We often hear that Britain is in the midst of a housing crisis. The government aims to tackle it by building one million homes in England over the next five years, with the annual build rate rising towards its 300,000 homes target. This will require the expansion of some of our cities, towns and villages – alongside the creation of entirely new settlements.
Inevitably, these emerging communities will need water, energy, wastewater and broadband, so further infrastructure must be built and existing services strengthened. Infrastructure can take longer to deliver than housing, so usually it’s necessary to invest in it at an earlier stage in the process. This means that utility companies must work with developers and planning authorities to ensure coordination.
Developers have been open about the challenges they face in getting their properties connected to utilities. Beneath our feet there’s an intricate arrangement of cables and pipes supplying buildings with these vital resources. While historically there may have been space to accommodate new housing on this network, today it’s under pressure.
The impact of drought and flooding will challenge our water and wastewater systems.

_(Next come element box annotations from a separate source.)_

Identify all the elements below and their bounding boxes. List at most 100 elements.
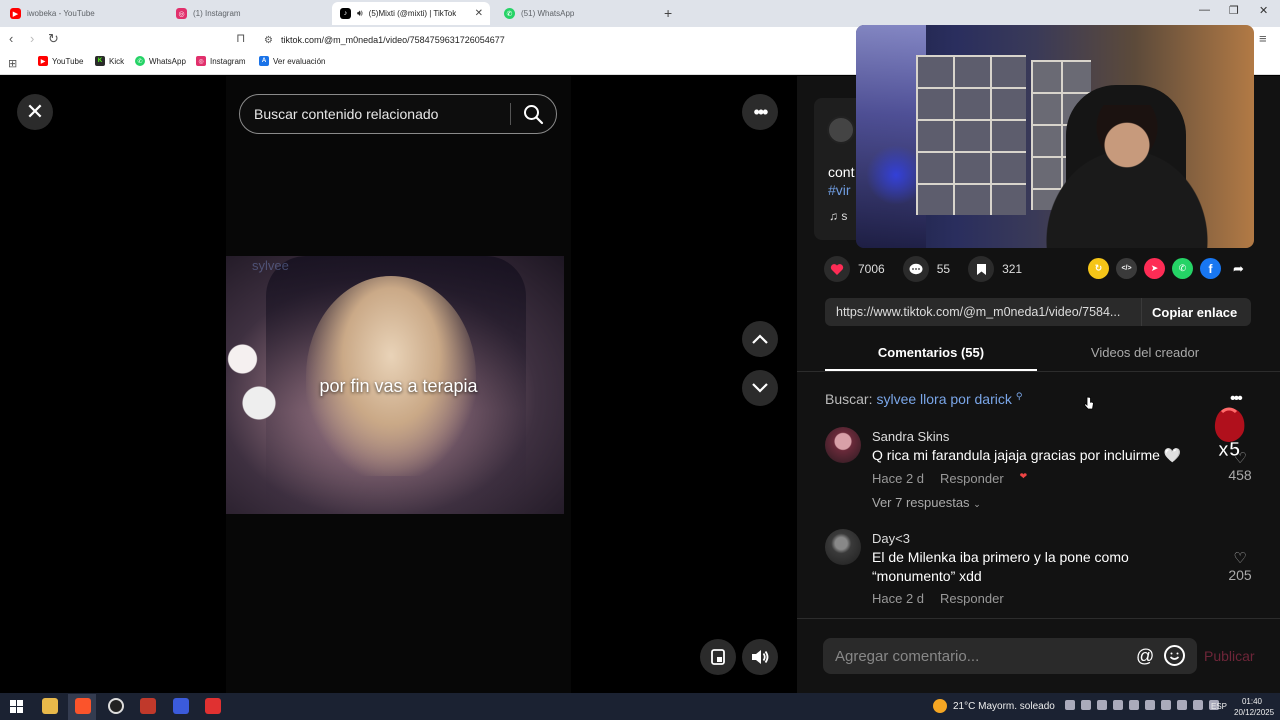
x5-overlay-badge: x5 [1214, 407, 1245, 460]
comment-like-button[interactable]: ♡ 205 [1225, 549, 1255, 583]
bookmark-label: Kick [109, 56, 125, 66]
tray-icon[interactable] [1129, 700, 1139, 710]
brave-browser-icon[interactable] [75, 698, 91, 714]
whatsapp-share-icon[interactable]: ✆ [1172, 258, 1193, 279]
comment-time: Hace 2 d [872, 591, 925, 606]
x5-badge-text: x5 [1218, 439, 1240, 460]
address-bar[interactable]: ⚙ tiktok.com/@m_m0neda1/video/7584759631… [256, 30, 856, 50]
discord-icon[interactable] [173, 698, 189, 714]
tab-creator-videos[interactable]: Videos del creador [1040, 345, 1250, 360]
video-caption: por fin vas a terapia [319, 376, 478, 396]
bookmark-instagram[interactable]: ◎ Instagram [196, 56, 246, 66]
share-buttons: ↻ </> ➤ ✆ f ➦ [1088, 258, 1249, 279]
tray-icon[interactable] [1097, 700, 1107, 710]
tab-tiktok[interactable]: ♪ 🔊︎ (5)Mixti (@mixti) | TikTok ✕ [332, 2, 490, 25]
tray-icon[interactable] [1177, 700, 1187, 710]
volume-button[interactable] [742, 639, 778, 675]
app-icon[interactable] [205, 698, 221, 714]
video-link-url[interactable]: https://www.tiktok.com/@m_m0neda1/video/… [825, 305, 1141, 319]
close-video-button[interactable]: ✕ [17, 94, 53, 130]
tray-icon[interactable] [1065, 700, 1075, 710]
tray-icon[interactable] [1081, 700, 1091, 710]
previous-video-button[interactable] [742, 321, 778, 357]
next-video-button[interactable] [742, 370, 778, 406]
facebook-share-icon[interactable]: f [1200, 258, 1221, 279]
clock[interactable]: 01:40 20/12/2025 [1234, 696, 1274, 718]
bookmark-kick[interactable]: K Kick [95, 56, 124, 66]
file-explorer-icon[interactable] [42, 698, 58, 714]
search-prefix: Buscar: [825, 391, 873, 407]
forward-share-icon[interactable]: ➦ [1228, 258, 1249, 279]
close-tab-icon[interactable]: ✕ [475, 8, 483, 19]
reply-button[interactable]: Responder [940, 471, 1004, 486]
copy-link-button[interactable]: Copiar enlace [1141, 298, 1237, 326]
forward-icon[interactable]: › [30, 31, 34, 46]
site-info-icon[interactable]: ⚙ [264, 35, 273, 46]
bookmark-youtube[interactable]: ▶ YouTube [38, 56, 83, 66]
volume-icon [752, 650, 769, 664]
tab-instagram[interactable]: ◎ (1) Instagram [168, 2, 330, 25]
music-row[interactable]: ♫ s [829, 209, 847, 223]
description-hashtag[interactable]: #vir [828, 182, 851, 198]
restore-icon[interactable]: ❐ [1229, 4, 1239, 17]
start-icon[interactable] [10, 700, 23, 713]
comment-button[interactable]: 55 [902, 256, 950, 282]
comment-author[interactable]: Day<3 [872, 531, 910, 546]
speaker-icon: 🔊︎ [357, 8, 363, 18]
tray-icon[interactable] [1193, 700, 1203, 710]
embed-share-icon[interactable]: </> [1116, 258, 1137, 279]
voicemeeter-icon[interactable] [140, 698, 156, 714]
weather-widget[interactable]: 21°C Mayorm. soleado [933, 699, 1055, 713]
instagram-icon: ◎ [196, 56, 206, 66]
save-button[interactable]: 321 [968, 256, 1022, 282]
language-indicator[interactable]: ESP [1211, 702, 1227, 711]
send-share-icon[interactable]: ➤ [1144, 258, 1165, 279]
tab-comments[interactable]: Comentarios (55) [825, 345, 1037, 360]
tab-youtube[interactable]: ▶ iwobeka - YouTube [2, 2, 166, 25]
minimize-icon[interactable]: — [1199, 4, 1210, 16]
apps-icon[interactable]: ⊞ [8, 57, 17, 70]
search-placeholder: Buscar contenido relacionado [254, 106, 439, 122]
new-tab-button[interactable]: + [664, 5, 672, 21]
like-button[interactable]: 7006 [824, 256, 885, 282]
action-bar: 7006 55 321 [824, 256, 1040, 282]
menu-icon[interactable]: ≡ [1259, 31, 1267, 46]
chevron-down-icon: ⌄ [973, 499, 981, 509]
kick-icon: K [95, 56, 105, 66]
pip-icon [711, 649, 725, 665]
music-text: s [841, 209, 848, 223]
tray-icon[interactable] [1113, 700, 1123, 710]
bookmark-ver-evaluacion[interactable]: A Ver evaluación [259, 56, 325, 66]
emoji-icon[interactable] [1164, 645, 1185, 666]
comment-like-count: 458 [1228, 467, 1252, 483]
comment-author[interactable]: Sandra Skins [872, 429, 949, 444]
bookmark-label: Instagram [210, 56, 246, 66]
tray-icon[interactable] [1161, 700, 1171, 710]
related-search-suggestion[interactable]: Buscar: sylvee llora por darick ⚲ [825, 391, 1022, 407]
reply-button[interactable]: Responder [940, 591, 1004, 606]
window-close-icon[interactable]: ✕ [1259, 4, 1268, 17]
reload-icon[interactable]: ↻ [48, 31, 59, 47]
repost-share-icon[interactable]: ↻ [1088, 258, 1109, 279]
tiktok-icon: ♪ [340, 8, 351, 19]
save-count: 321 [1002, 262, 1023, 276]
tab-whatsapp[interactable]: ✆ (51) WhatsApp [496, 2, 676, 25]
comment-avatar[interactable] [825, 427, 861, 463]
obs-icon[interactable] [108, 698, 124, 714]
search-icon[interactable] [522, 103, 544, 125]
back-icon[interactable]: ‹ [9, 31, 13, 46]
system-tray[interactable] [1065, 700, 1219, 710]
comment-meta: Hace 2 d Responder [872, 591, 1004, 606]
comment-avatar[interactable] [825, 529, 861, 565]
eval-icon: A [259, 56, 269, 66]
mention-icon[interactable]: @ [1136, 646, 1154, 667]
publish-button[interactable]: Publicar [1204, 648, 1255, 664]
bookmark-icon[interactable]: ⊓ [236, 31, 245, 45]
tray-icon[interactable] [1145, 700, 1155, 710]
author-avatar[interactable] [827, 116, 855, 144]
bookmark-whatsapp[interactable]: ✆ WhatsApp [135, 56, 186, 66]
music-note-icon: ♫ [829, 209, 842, 223]
view-replies-button[interactable]: Ver 7 respuestas ⌄ [872, 495, 981, 510]
more-options-button[interactable]: ••• [742, 94, 778, 130]
picture-in-picture-button[interactable] [700, 639, 736, 675]
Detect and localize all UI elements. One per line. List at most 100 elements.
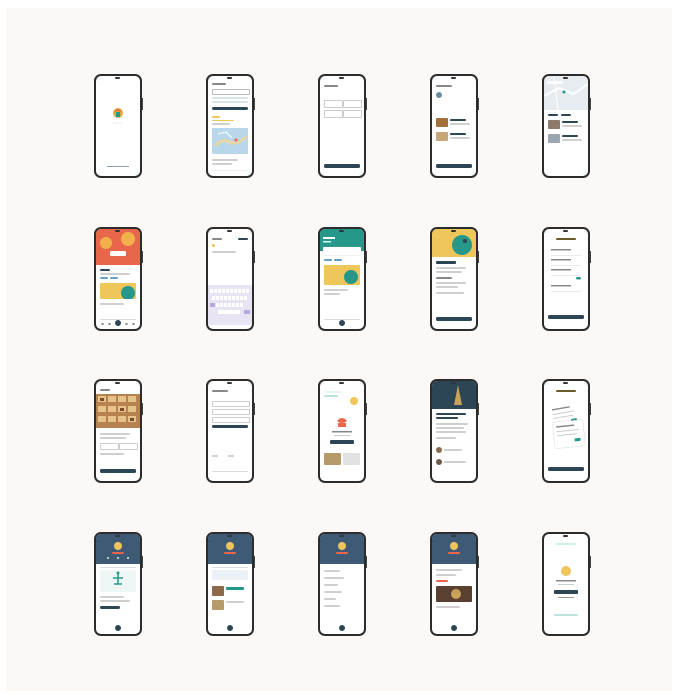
phone-success-card [318, 379, 367, 483]
screen-festival-home [96, 229, 140, 329]
featured-card[interactable] [100, 283, 136, 300]
result-image [548, 120, 560, 129]
saved-image[interactable] [212, 600, 224, 610]
filter-option[interactable] [343, 100, 362, 108]
phone-gallery-detail [94, 379, 143, 483]
phone-profile-badge [94, 532, 143, 636]
screen-ticket-form [544, 229, 588, 329]
text-field[interactable] [212, 417, 250, 423]
filter-option[interactable] [324, 110, 343, 118]
profile-header [96, 534, 140, 564]
list-item-image [436, 118, 448, 127]
info-card[interactable] [212, 570, 248, 580]
phone-place-detail [430, 227, 479, 331]
filter-option[interactable] [324, 100, 343, 108]
phone-festival-home [94, 227, 143, 331]
send-button[interactable] [238, 238, 248, 240]
apply-button[interactable] [324, 164, 360, 168]
phone-story-article [430, 379, 479, 483]
segment-control[interactable] [212, 89, 250, 95]
profile-header [432, 534, 476, 564]
saved-image[interactable] [212, 586, 224, 596]
phone-profile-popup [542, 532, 591, 636]
screen-keyboard-search [208, 229, 252, 329]
form-card [548, 245, 584, 307]
phone-profile-activity [430, 532, 479, 636]
submit-button[interactable] [548, 467, 584, 471]
phone-featured-home [318, 227, 367, 331]
review-card[interactable] [552, 419, 586, 449]
profile-header [320, 534, 364, 564]
action-button[interactable] [100, 606, 120, 609]
screen-place-detail [432, 229, 476, 329]
continue-button[interactable] [436, 164, 472, 168]
phone-filter-options [318, 74, 367, 178]
tab-bar-home-button[interactable] [339, 320, 345, 326]
hero-image [432, 229, 476, 257]
phone-map-results [542, 74, 591, 178]
screen-story-article [432, 381, 476, 481]
keyboard[interactable] [208, 285, 252, 325]
next-button[interactable] [212, 425, 248, 428]
thumbnail-image[interactable] [343, 453, 360, 465]
app-name: Echoes [113, 121, 124, 125]
screen-splash: Echoes [96, 76, 140, 176]
phone-review-cards [542, 379, 591, 483]
app-logo-icon [112, 106, 124, 119]
screen-success-card [320, 381, 364, 481]
phone-map-explore [206, 74, 255, 178]
phone-splash: Echoes [94, 74, 143, 178]
badge-card[interactable] [100, 570, 136, 592]
phone-form-entry [206, 379, 255, 483]
phone-profile-settings [318, 532, 367, 636]
screen-map-results [544, 76, 588, 176]
activity-image[interactable] [436, 586, 472, 602]
result-image [548, 134, 560, 143]
profile-header [208, 534, 252, 564]
screen-place-list [432, 76, 476, 176]
option-button[interactable] [100, 443, 119, 450]
screen-gallery-detail [96, 381, 140, 481]
tab-bar-home-button[interactable] [451, 625, 457, 631]
header-title [212, 83, 226, 85]
screen-form-entry [208, 381, 252, 481]
list-item-image [436, 132, 448, 141]
screen-profile-popup [544, 534, 588, 634]
screen-map-explore [208, 76, 252, 176]
screen-profile-badge [96, 534, 140, 634]
book-button[interactable] [436, 317, 472, 321]
tab-bar-home-button[interactable] [339, 625, 345, 631]
tab-bar-home-button[interactable] [115, 625, 121, 631]
screen-review-cards [544, 381, 588, 481]
popup-card [548, 562, 584, 604]
search-button[interactable] [212, 107, 248, 110]
login-link[interactable] [107, 166, 129, 167]
avatar [436, 92, 442, 98]
avatar [436, 447, 442, 453]
map-view[interactable] [212, 128, 248, 154]
camera-notch [115, 77, 120, 79]
tab-bar-home-button[interactable] [115, 320, 121, 326]
gallery-image[interactable] [96, 394, 140, 428]
avatar [436, 459, 442, 465]
hero-image [432, 381, 476, 409]
text-field[interactable] [212, 401, 250, 407]
submit-button[interactable] [548, 315, 584, 319]
thumbnail-image[interactable] [324, 453, 341, 465]
get-started-button[interactable] [104, 160, 132, 163]
search-card[interactable] [323, 247, 361, 255]
option-button[interactable] [119, 443, 138, 450]
tab-bar-home-button[interactable] [227, 625, 233, 631]
screen-profile-activity [432, 534, 476, 634]
phone-profile-saved [206, 532, 255, 636]
badge-icon [350, 397, 358, 405]
phone-ticket-form [542, 227, 591, 331]
hero-banner [96, 229, 140, 265]
featured-card[interactable] [324, 265, 360, 285]
mockup-board: Echoes [6, 8, 672, 691]
continue-button[interactable] [100, 469, 136, 473]
text-field[interactable] [212, 409, 250, 415]
filter-option[interactable] [343, 110, 362, 118]
success-card [324, 413, 360, 447]
phone-place-list [430, 74, 479, 178]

While Britain pursues net zero, electricity demand is expected to rise, as we plug in more electric vehicles and install heat pumps to warm our homes. And with digital connectivity increasingly considered a basic need, gigabit–capable broadband may become a requirement for new build properties.
Back in July 2018, the Commission’s National Infrastructure Assessment found that there were barriers to effective deployment of infrastructure to support housing. Expanding on that, today we are publishing a new paper examining the role of utilities in supporting housing delivery. This has been informed by engagement with developers, planners and infrastructure providers.
These stakeholders have shared concerns that aspects of the legal, regulatory and governance frameworks within which they operate have been hampering delivery. Our paper incorporates their feedback and takes a closer look at the problems they are grappling with.
We have identified four core issues, with the first centring on transparency. The accessibility of information concerning the location of new homes, the capacity of utility networks and the likely cost of connection needs to be improved. This would help developers factor in more accurate costs of utility provision when purchasing land for future development.
Second, large developments, especially where there are multiple developers involved, could benefit from a coordinating body to help bring relevant parties together and prepare the utilities required for housing development sites. We think development corporations are best placed to do this, and where this is not feasible, planning authorities should be resourced to take on this role.
Similarly, infrastructure providers can be poor at providing timely updates to their customers about milestones for deployment. To remedy this, regulators should focus on monitoring and reporting this area, to ensure the expectations of developers and planning authorities are maintained and met.
Finally, developers and infrastructure providers are reluctant to carry the risk of investment in infrastructure until they have certainty that it will be used, and they can be confident their outlay will be recouped. The issues this creates will persist unless parties are incentivised to manage risk differently or change to the regulatory frameworks shift the balance. Regulators must evaluate the impact of such shifts on all utility network users.
We hope this paper will draw attention to these challenges and highlight some of the solutions that have been identified across sectors. By making improvements to the way infrastructure is provided for new housing, some of the barriers to getting new properties built quickly should be removed. This will be an important step towards ensuring that more people have access to the homes and services they need.
Olivia Powis is a senior policy adviser at the National Infrastructure Commission.